El juicio, en todo caso, merece un análisis más cuidadoso. Para empezar, es interesante ir al principio de la historia. El sistema político brasileño hace que sea casi imposible a un presidente gobernar sin aliarse a otros partidos para lograr una base mayoritaria en el Congreso. Hay un precio, claro. Parte de ese precio es la partición de cargos, puestos y presupuestos. Otra parte son recursos destinados a honrar deudas de campaña electoral. Y en ese punto reside la magistral distorsión alrededor del escándalo: se creó la imagen de parlamentarios recibiendo una paga mensual para apoyar al gobierno.

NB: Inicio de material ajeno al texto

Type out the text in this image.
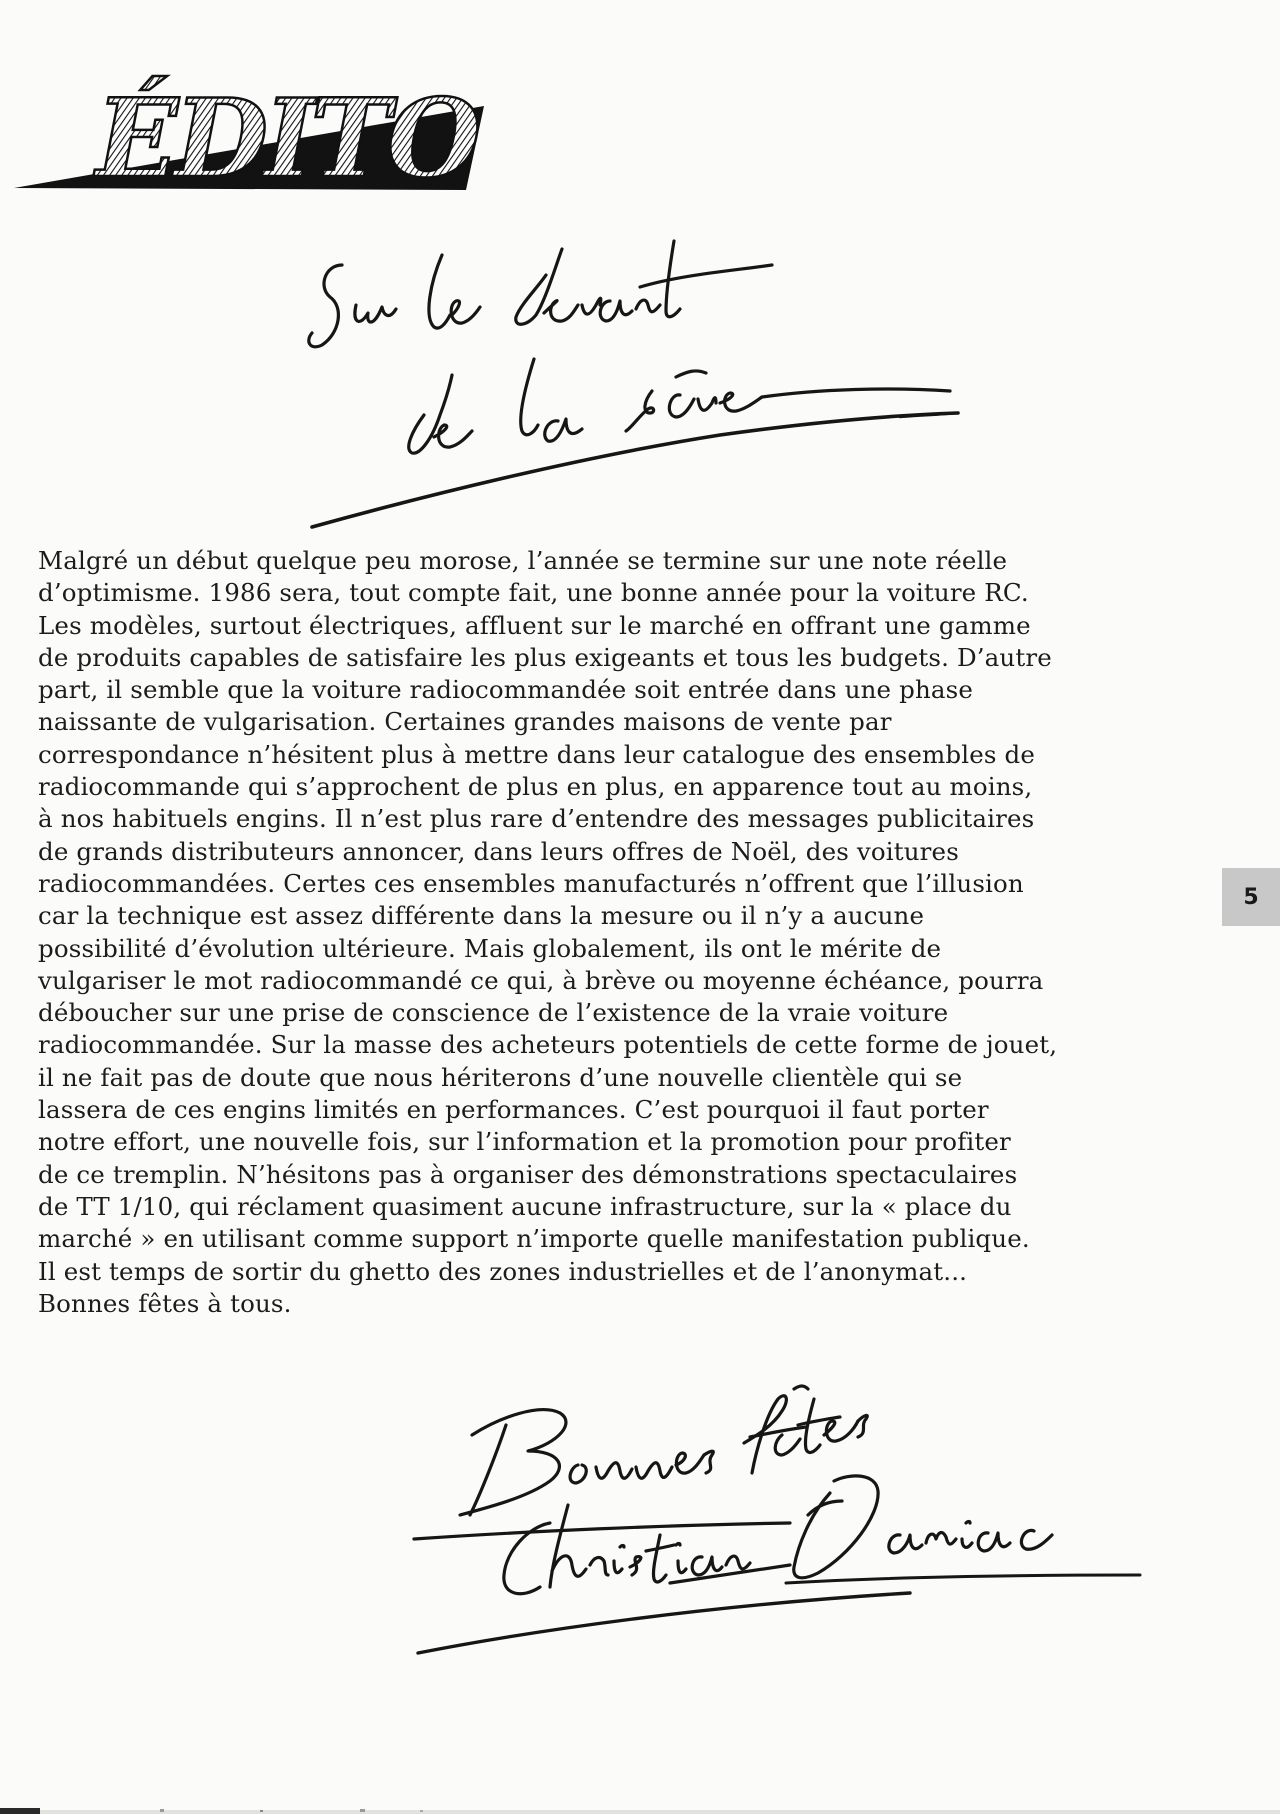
ÉDITO

Malgré un début quelque peu morose, l’année se termine sur une note réelle
d’optimisme. 1986 sera, tout compte fait, une bonne année pour la voiture RC.
Les modèles, surtout électriques, affluent sur le marché en offrant une gamme
de produits capables de satisfaire les plus exigeants et tous les budgets. D’autre
part, il semble que la voiture radiocommandée soit entrée dans une phase
naissante de vulgarisation. Certaines grandes maisons de vente par
correspondance n’hésitent plus à mettre dans leur catalogue des ensembles de
radiocommande qui s’approchent de plus en plus, en apparence tout au moins,
à nos habituels engins. Il n’est plus rare d’entendre des messages publicitaires
de grands distributeurs annoncer, dans leurs offres de Noël, des voitures
radiocommandées. Certes ces ensembles manufacturés n’offrent que l’illusion
car la technique est assez différente dans la mesure ou il n’y a aucune
possibilité d’évolution ultérieure. Mais globalement, ils ont le mérite de
vulgariser le mot radiocommandé ce qui, à brève ou moyenne échéance, pourra
déboucher sur une prise de conscience de l’existence de la vraie voiture
radiocommandée. Sur la masse des acheteurs potentiels de cette forme de jouet,
il ne fait pas de doute que nous hériterons d’une nouvelle clientèle qui se
lassera de ces engins limités en performances. C’est pourquoi il faut porter
notre effort, une nouvelle fois, sur l’information et la promotion pour profiter
de ce tremplin. N’hésitons pas à organiser des démonstrations spectaculaires
de TT 1/10, qui réclament quasiment aucune infrastructure, sur la « place du
marché » en utilisant comme support n’importe quelle manifestation publique.
Il est temps de sortir du ghetto des zones industrielles et de l’anonymat...
Bonnes fêtes à tous.

5
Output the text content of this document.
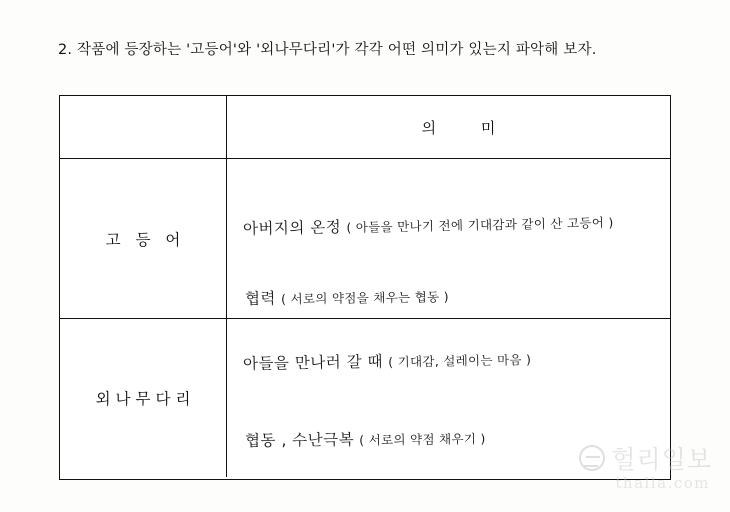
2. 작품에 등장하는 '고등어'와 '외나무다리'가 각각 어떤 의미가 있는지 파악해 보자.
의 미
고 등 어
아버지의 온정 ( 아들을 만나기 전에 기대감과 같이 산 고등어 )
협력 ( 서로의 약점을 채우는 협동 )
외나무다리
아들을 만나러 갈 때 ( 기대감, 설레이는 마음 )
협동 , 수난극복 ( 서로의 약점 채우기 )
헐리일보
thalla.com
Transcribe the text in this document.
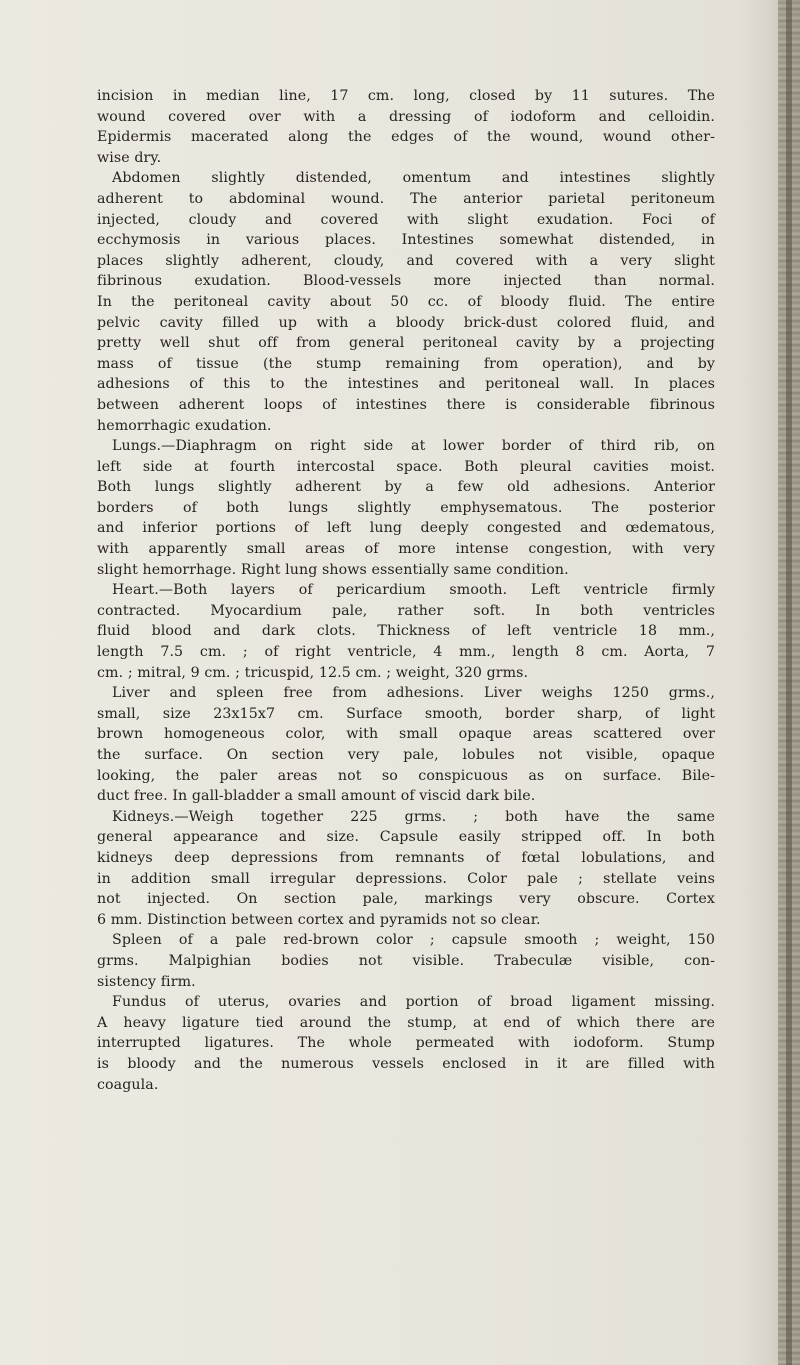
incision in median line, 17 cm. long, closed by 11 sutures. The
wound covered over with a dressing of iodoform and celloidin.
Epidermis macerated along the edges of the wound, wound other-
wise dry.
Abdomen slightly distended, omentum and intestines slightly
adherent to abdominal wound. The anterior parietal peritoneum
injected, cloudy and covered with slight exudation. Foci of
ecchymosis in various places. Intestines somewhat distended, in
places slightly adherent, cloudy, and covered with a very slight
fibrinous exudation. Blood-vessels more injected than normal.
In the peritoneal cavity about 50 cc. of bloody fluid. The entire
pelvic cavity filled up with a bloody brick-dust colored fluid, and
pretty well shut off from general peritoneal cavity by a projecting
mass of tissue (the stump remaining from operation), and by
adhesions of this to the intestines and peritoneal wall. In places
between adherent loops of intestines there is considerable fibrinous
hemorrhagic exudation.
Lungs.—Diaphragm on right side at lower border of third rib, on
left side at fourth intercostal space. Both pleural cavities moist.
Both lungs slightly adherent by a few old adhesions. Anterior
borders of both lungs slightly emphysematous. The posterior
and inferior portions of left lung deeply congested and œdematous,
with apparently small areas of more intense congestion, with very
slight hemorrhage. Right lung shows essentially same condition.
Heart.—Both layers of pericardium smooth. Left ventricle firmly
contracted. Myocardium pale, rather soft. In both ventricles
fluid blood and dark clots. Thickness of left ventricle 18 mm.,
length 7.5 cm. ; of right ventricle, 4 mm., length 8 cm. Aorta, 7
cm. ; mitral, 9 cm. ; tricuspid, 12.5 cm. ; weight, 320 grms.
Liver and spleen free from adhesions. Liver weighs 1250 grms.,
small, size 23x15x7 cm. Surface smooth, border sharp, of light
brown homogeneous color, with small opaque areas scattered over
the surface. On section very pale, lobules not visible, opaque
looking, the paler areas not so conspicuous as on surface. Bile-
duct free. In gall-bladder a small amount of viscid dark bile.
Kidneys.—Weigh together 225 grms. ; both have the same
general appearance and size. Capsule easily stripped off. In both
kidneys deep depressions from remnants of fœtal lobulations, and
in addition small irregular depressions. Color pale ; stellate veins
not injected. On section pale, markings very obscure. Cortex
6 mm. Distinction between cortex and pyramids not so clear.
Spleen of a pale red-brown color ; capsule smooth ; weight, 150
grms. Malpighian bodies not visible. Trabeculæ visible, con-
sistency firm.
Fundus of uterus, ovaries and portion of broad ligament missing.
A heavy ligature tied around the stump, at end of which there are
interrupted ligatures. The whole permeated with iodoform. Stump
is bloody and the numerous vessels enclosed in it are filled with
coagula.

Jamás se comprobó ese mecanismo. El PT admite haber asumido deudas de aliados, y no haberlas declarado en su prestación de cuentas a la Justicia electoral.
El escándalo diezmó medio gobierno, en 2005, y a Lula casi le costó la reelección en 2006. El caso llegó a la Corte Suprema y el juicio empezó el pasado agosto. Desde su primer día quedó claro que sería un procedimiento heterodoxo, para decirlo de forma suave. Para empezar, las sesiones fueron transmitidas en directo por la televisión. En lugar de una supuesta transparencia frente a la opinión pública, lo que se vio fueron magistrados exhibiendo sus egos hipertrofiados, en un espectáculo histriónico.
El juez instructor Joaquim Barbosa, primer negro en ocupar un asiento en la Corte Suprema, ha sido implacable en su furor condenatorio. De temperamento irascible, haciendo gala de un sarcasmo grosero, mencionó varias veces la jurisprudencia alemana, en especial al jurista Claus Roxin, para justificar la aceptación de ausencia de pruebas. El mismo Roxin se encargó de aclarar las cosas, diciendo que su teoría de “dominio del fato” había sido mal interpretada. Que la Justicia, para que sea justa, exige pruebas concretas. Y, al menos en los casos de Dirceu y Genoino, no hubo ninguna.
Además, el juicio transcurrió bajo una insólita presión de los medios de comunicación y acompañado por el aplauso frenético de las clases medias conducidas de la mano por los grandes grupos mediáticos. La Corte Suprema se dejó doblegar y politizó un proceso que debería ser exclusivamente jurídico.
No hubo una sola prueba de que Dirceu y Genoino hayan participado de la trama. No hay nada que muestre su inocencia, es verdad. Pero en otros tiempos, cuando valían los principios fundamentales del derecho, cabía a los acusadores comprobar la culpa de los acusados. Al menos en ese punto, el Supremo Tribunal Federal de Brasil ofreció una peligrosa innovación: ahora les toca a los acusados demostrar que son inocentes. Los magistrados que condenaron a Dirceu y Genoino afirmaron, en sus votos, que decidieron a base de inducciones, ilaciones, conducciones.
Dirceu ha sido condenado con base en un argumento singular: ocupando el puesto que ocupaba, teniendo el poder que tenía, es imposible que no haya sido el creador del esquema de corrupción.
El juicio fue la grata alegría de una derecha que, fuertemente acuartelada en la gran prensa conservadora, ahora lanza su nueva campaña, que tiene por objetivo desmontar la imagen de Lula y llevarlo a los tribunales. Ya se sabe que no es necesario presentar prueba alguna.